Avis #97 : Personne - Sam Pink

Demandez à Sam Pink de se présenter et il vous dira, en parlant de ses écrits : « vous allez probablement soit les aimer beaucoup, soit être en colère à l'idée qu'ils existent »*. Et quand je vois les deux critiques postées au sujet de Personne, que les toutes jeunes éditions Premier degré ont choisi pour être l'un de leurs deux premiers textes, je ne peux que constater qu'il dit vrai.

« On se demande quelle mouche a piquée [sic.] l'éditeur américain et le repreneur français pour publier pareille daube », termine la première critique, dont l'auteur octroie malgré tout deux étoiles sur cinq au roman. La deuxième critique est plus sévère dans sa cotation avec une moitié d'étoile seulement mais les mots sont plus cléments, notant seulement une absence de « talent d'écriture » chez Sam Pink qui empêche d'entrer en empathie avec le personnage principal qui « ne va pas bien ».

Mais du coup, qui pour vraiment aimer ce roman et donner raison à la manière dont Sam Pink présente son œuvre ? Moi ! J'en profite au passage pour remercier l'éditeur et Babelio, parce que c'est grâce à une masse critique que j'ai rencontré Personne.
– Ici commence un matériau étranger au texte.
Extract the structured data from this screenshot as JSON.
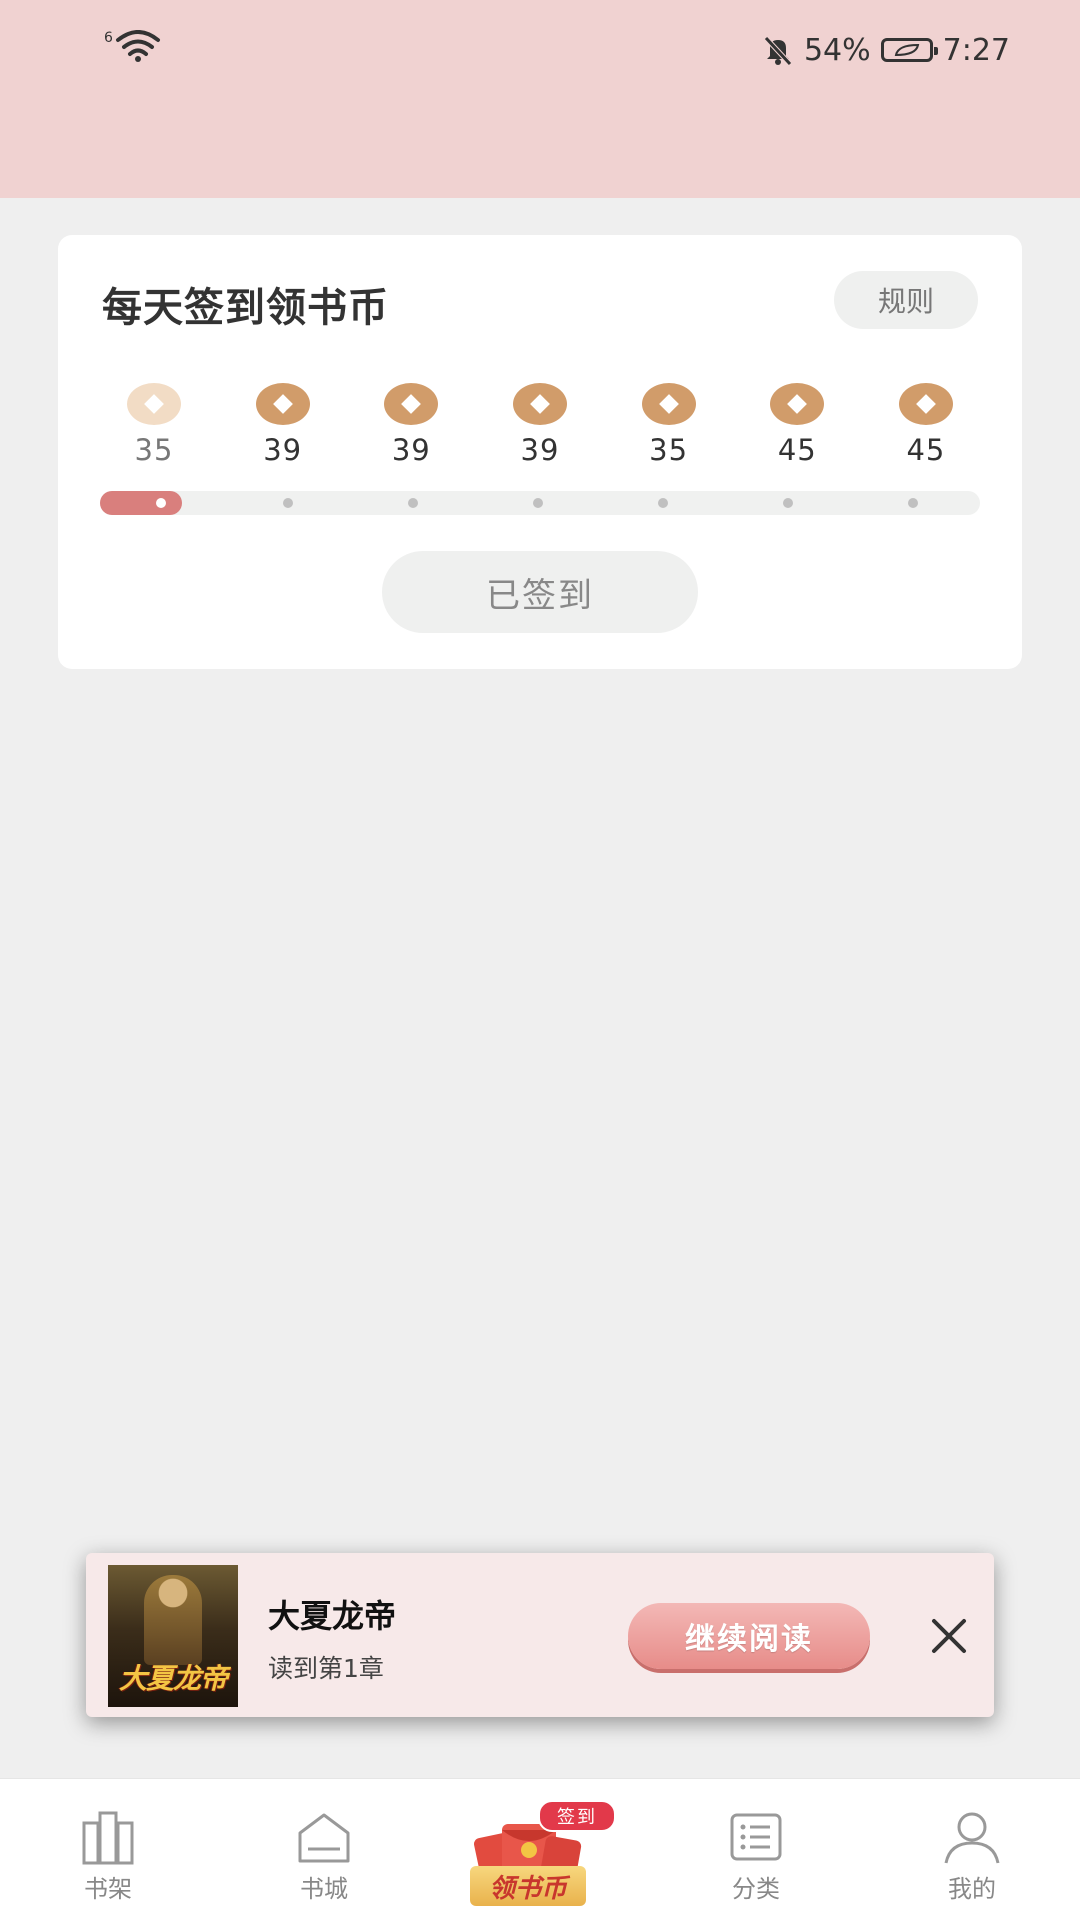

Il faudrait pour bien faire vous dire un mot de la maison d'édition qui nous fait l'honneur ou l'affront, suivant ce que vous pensez de Personne, de publier un tel texte. Les éditions Premier degré ont vu le jour grâce à un financement participatif destiné à lancer cette petite structure spécialisée dans la littérature américaine alternative. Vous connaissez mon goût pour les campagnes de financement participatif et comprendrez aisément que je suis profondément triste de ne pas être tombé sur celle des éditions Premier degré. Mais ce qui nous intéresse ici n'est pas mon désir contrarié de jouer aux mécènes 2.0 mais plutôt la ligne éditoriale de la maison d'édition qui « se tourne en premier lieu vers les littératures de niche à tout petit potentiel commercial, marquées par le refus de l’ironie comme système de défense et la répudiation d’une certaine forme de "cool" hors d’âge pour embrasser le sanglot long des violons de l’automne qu’est la vie de jeune adulte au sortir des années 2000 ».**

C'est exactement de ça qu'il s'agit dans Personne. Si, comme moi, vous êtes fasciné·es par le vide qui compose nos existences absurdes (qu'il vous terrifie autant qu'il m'angoisse ou non importe peu), vous pourrez sans doute trouver votre compte dans l'enchaînement de phrases apparemment peu ou mal travaillées de Sam Pink. (Et j'insiste sur l'adverbe apparemment, que j'étais tenté d'écrire en lettres capitales pour vous crier qu'il s'agit bien là d'un jeu d'apparences puisqu'elles sont volontairement brutes, ces phrases, débarrassées de toute velléité d'apparat au profit d'un dépouillement nécessaire pour dire avec tout le sérieux du monde que rien dans notre monde n'est vraiment sérieux.)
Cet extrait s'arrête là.